Aside from its steakhouses, Chicago is best known, culinarily speaking, for its hot dogs, pizza and Italian beef: the latter being thin-sliced roast beef in a garlicky jus, served on crusty bread and ideally soaked in that gravy, and the whole sandwich garnished with sweet peppers. Italian beef is not date food.
“The best hot dog is probably Irving’s for Red Hot Lovers, which is in Wilmette.” (The Kennedys live in Kenilworth, a northern suburb near Wilmette; Chicagoans argue about hot dogs and pizza the way Philadelphians argue cheesesteaks.) “The best pizza is Lou Malnati’s. I have a gluten allergy, and they have a gluten-free pizza at Lou Malnati’s—it’s an all-sausage crust. It’s unbelievable.
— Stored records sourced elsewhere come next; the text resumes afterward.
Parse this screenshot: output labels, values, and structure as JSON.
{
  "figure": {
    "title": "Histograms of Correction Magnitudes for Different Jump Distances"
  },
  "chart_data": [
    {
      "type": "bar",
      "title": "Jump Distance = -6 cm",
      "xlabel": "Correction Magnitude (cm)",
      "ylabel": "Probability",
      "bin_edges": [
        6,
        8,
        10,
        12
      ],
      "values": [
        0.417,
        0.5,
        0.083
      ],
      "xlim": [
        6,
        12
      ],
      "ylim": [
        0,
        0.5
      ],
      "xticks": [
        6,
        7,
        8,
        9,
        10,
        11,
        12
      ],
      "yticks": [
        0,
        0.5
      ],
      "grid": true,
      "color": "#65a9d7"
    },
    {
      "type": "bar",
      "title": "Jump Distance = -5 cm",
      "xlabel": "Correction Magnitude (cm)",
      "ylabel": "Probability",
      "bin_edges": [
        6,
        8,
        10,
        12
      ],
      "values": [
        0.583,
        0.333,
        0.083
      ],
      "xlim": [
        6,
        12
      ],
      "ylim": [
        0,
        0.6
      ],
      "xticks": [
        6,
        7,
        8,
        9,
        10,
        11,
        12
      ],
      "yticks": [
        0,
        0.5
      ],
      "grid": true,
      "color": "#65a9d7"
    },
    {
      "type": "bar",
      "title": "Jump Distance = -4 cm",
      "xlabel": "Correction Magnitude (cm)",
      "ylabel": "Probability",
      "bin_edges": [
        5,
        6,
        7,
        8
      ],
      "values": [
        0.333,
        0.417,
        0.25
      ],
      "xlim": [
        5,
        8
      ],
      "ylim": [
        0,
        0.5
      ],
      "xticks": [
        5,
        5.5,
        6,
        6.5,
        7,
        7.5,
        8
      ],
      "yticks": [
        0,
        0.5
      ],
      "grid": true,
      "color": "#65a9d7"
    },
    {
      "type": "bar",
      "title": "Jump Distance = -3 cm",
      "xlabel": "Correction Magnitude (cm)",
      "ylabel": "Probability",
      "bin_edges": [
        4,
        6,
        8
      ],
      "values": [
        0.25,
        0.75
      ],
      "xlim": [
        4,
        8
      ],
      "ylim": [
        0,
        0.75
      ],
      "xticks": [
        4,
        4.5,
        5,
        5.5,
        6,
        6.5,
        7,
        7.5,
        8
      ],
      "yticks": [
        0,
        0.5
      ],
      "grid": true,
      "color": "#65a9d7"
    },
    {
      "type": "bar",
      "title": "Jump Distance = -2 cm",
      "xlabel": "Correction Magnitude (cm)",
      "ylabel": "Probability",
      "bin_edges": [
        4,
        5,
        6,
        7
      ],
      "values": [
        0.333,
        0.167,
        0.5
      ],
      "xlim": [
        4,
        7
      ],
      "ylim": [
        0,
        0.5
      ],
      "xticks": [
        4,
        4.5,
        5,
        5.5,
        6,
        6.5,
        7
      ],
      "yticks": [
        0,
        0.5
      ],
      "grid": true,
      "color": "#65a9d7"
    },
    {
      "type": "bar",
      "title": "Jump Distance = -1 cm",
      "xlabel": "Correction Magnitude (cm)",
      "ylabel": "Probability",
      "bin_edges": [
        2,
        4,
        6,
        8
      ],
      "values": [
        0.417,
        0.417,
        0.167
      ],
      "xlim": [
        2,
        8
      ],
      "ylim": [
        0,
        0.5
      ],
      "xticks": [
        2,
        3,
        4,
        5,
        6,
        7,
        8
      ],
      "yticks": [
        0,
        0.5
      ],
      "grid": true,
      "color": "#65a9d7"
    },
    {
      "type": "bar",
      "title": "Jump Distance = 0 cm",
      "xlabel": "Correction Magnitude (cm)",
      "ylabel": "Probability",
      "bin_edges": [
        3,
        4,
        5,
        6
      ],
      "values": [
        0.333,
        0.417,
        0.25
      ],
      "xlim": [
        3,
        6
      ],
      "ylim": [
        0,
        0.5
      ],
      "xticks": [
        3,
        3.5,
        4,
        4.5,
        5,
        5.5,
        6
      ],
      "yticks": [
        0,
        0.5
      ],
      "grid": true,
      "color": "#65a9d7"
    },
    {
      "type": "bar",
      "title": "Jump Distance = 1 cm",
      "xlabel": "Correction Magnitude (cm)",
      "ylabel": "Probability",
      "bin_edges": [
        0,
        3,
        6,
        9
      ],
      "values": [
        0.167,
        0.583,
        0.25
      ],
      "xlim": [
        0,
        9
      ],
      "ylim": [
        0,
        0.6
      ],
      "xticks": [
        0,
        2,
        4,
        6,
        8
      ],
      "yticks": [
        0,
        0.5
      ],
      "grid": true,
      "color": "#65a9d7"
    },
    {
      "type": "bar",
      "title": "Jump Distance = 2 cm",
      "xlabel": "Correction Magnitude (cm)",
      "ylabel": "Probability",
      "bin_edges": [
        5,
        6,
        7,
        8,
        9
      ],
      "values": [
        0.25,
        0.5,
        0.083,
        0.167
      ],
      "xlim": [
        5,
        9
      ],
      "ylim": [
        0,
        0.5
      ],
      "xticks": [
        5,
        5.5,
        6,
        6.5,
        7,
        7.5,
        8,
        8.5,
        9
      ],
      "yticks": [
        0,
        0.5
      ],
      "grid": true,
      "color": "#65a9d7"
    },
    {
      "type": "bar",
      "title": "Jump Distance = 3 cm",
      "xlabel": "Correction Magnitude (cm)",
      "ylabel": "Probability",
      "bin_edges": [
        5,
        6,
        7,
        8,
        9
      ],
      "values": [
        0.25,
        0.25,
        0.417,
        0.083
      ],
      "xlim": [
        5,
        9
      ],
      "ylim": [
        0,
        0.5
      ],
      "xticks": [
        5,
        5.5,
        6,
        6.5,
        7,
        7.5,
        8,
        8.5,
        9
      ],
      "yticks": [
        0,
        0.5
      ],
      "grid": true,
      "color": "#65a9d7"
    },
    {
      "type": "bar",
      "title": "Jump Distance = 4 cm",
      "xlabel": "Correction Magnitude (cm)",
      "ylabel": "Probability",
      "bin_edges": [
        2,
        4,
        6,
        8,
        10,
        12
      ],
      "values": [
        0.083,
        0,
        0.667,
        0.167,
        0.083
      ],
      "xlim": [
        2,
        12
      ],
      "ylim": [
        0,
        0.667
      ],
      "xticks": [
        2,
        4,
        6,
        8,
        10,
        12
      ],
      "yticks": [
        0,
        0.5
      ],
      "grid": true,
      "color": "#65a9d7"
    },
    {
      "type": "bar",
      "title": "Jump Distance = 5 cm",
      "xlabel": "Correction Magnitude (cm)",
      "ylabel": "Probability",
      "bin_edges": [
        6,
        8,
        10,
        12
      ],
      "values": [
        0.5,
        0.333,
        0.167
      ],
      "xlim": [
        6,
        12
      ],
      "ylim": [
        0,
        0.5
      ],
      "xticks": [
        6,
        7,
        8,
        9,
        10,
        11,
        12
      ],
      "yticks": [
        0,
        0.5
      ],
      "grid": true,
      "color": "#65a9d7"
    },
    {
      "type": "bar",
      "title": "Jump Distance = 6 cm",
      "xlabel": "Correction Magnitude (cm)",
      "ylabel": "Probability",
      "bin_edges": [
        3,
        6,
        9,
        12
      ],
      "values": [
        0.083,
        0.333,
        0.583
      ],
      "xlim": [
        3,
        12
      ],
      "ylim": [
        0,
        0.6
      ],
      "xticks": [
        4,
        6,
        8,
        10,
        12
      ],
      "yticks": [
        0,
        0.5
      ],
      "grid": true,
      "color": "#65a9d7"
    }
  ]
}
It’s good for your stomach and bad for your heart. And, of course, Al’s Italian Beef, up by the Merchandise Mart. The best french fries in Chicago are at the new French Market,” located at the downtown Metra commuter-train station. “They’ve got a place that just sells french fries”—Frietkoten Belgian Fries and Beer—“and it is just phenomenal.”
Nightlife
“Chicago’s the third-largest city in the United States, so every act comes through here. Nobody can avoid Chicago,” says Kennedy. “I’d grab a copy of the Reader or go to the WXRT website and see who’s playing at the Double Door or the Riviera or the Metro. See what the live music is like.”
“The theater scene is unbelievable, particularly with all the big commercial operations that are now a part of the Loop—but those are a lot of the national touring companies you can maybe find in other cities as well. Finding what’s unique about Chicago is the most important thing: Find out what’s happening at Steppenwolf or at the Goodman. You can’t go wrong with either of those.”